As restaurant and bar owners, the start of a new year is when we finally take a vacation. It also is a great time to reflect on spirits and wine styles we discovered and, most importantly, enjoyed in the past year.

If you are on a break from booze, this might be a great time to think about what you enjoy most about drinking. When you are ready to partake again, here are a few wine trends we plan to follow in 2024.

Wine-based amari. An amaro is a staple in our liquor cabinet — a delightfully bitter, sweet and botanically complex sipper. With its digestive-aiding properties, it is the perfect end to a meal, and it’s much easier just to pour it over ice than bringing out the cocktail tools and supplies.

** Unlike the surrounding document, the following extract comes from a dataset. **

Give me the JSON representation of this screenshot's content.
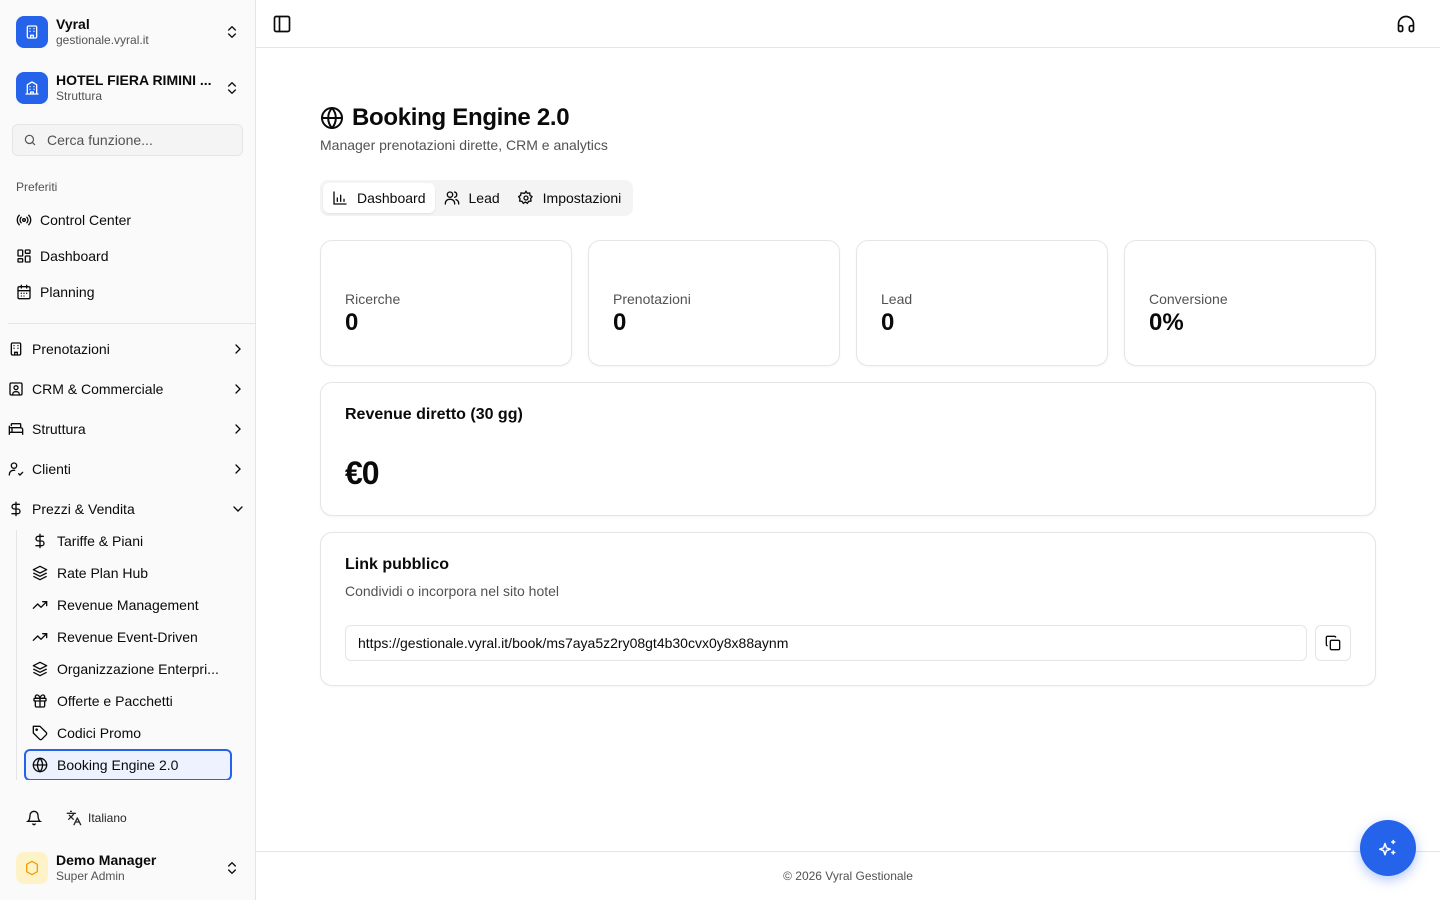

While most amari in the market are spirit-based, in 2023 we found ourselves drawn to the lighter side of the category: the wine-based styles. Two favorites include Cardamaro, a pleasantly vegetal Italian cardoon bitter that is only 17% alcohol by volume, and Ercole amaro, part of a line that features liters of quality value wines from the Piedmont region of Italy. It is bright and bitter on the finish, and only 20% ABV.

Light-bodied, chillable reds. As with amari, our preference for red wines took a decidedly lighter direction in 2023. Not only does the slightly lower alcohol percentage make for a happier morning after, but the more delicate style of red wine also is far more versatile at the dinner table.

For those desiring to eat more vegetable-forward or pescatarian-leaning diets in the new year, these reds harmonize very well with a lighter approach to dining. Sicily is home to several great options for lighter, mineral-forward reds that are particularly good with fish and vegetable dishes (and just about everything else). A favorite for under $30 is Mortellito Cala Niuru rosso, made from the local reds frappato and nero d’Avola. Pale in color, it glitters on the tongue with juicy red fruit and crushed stones.

Coferments. When you ferment various grapes (and sometimes other fruits) together, which is called coferment, you get a different result from simply fermenting specific grapes individually and then blending them later. This is especially true — and exciting — when cofermenting red and white grapes together. Champagne has a long history of this, and in the Northern Rhone Valley up to 20% viognier, a white grape, is added to tame and add aromatics to the muscular red syrah.

For the more contemporary set, Broc Cellars makes incredible natural wines that are cofermented using all white, all red and red and white grape combinations. Italian varieties are prominent in the lineup, as are old-vine California zinfandel and trousseau, which is a light red grape with origins in the Jura region of France. It also is a grape to seek out for your light-bodied chillable reds!

Another great California producer, Matthiasson, makes a grape and peach cofermented wine that is aromatic, dry, fizzy and, at only 8.5% alcohol, a nice re-entry from Dry January.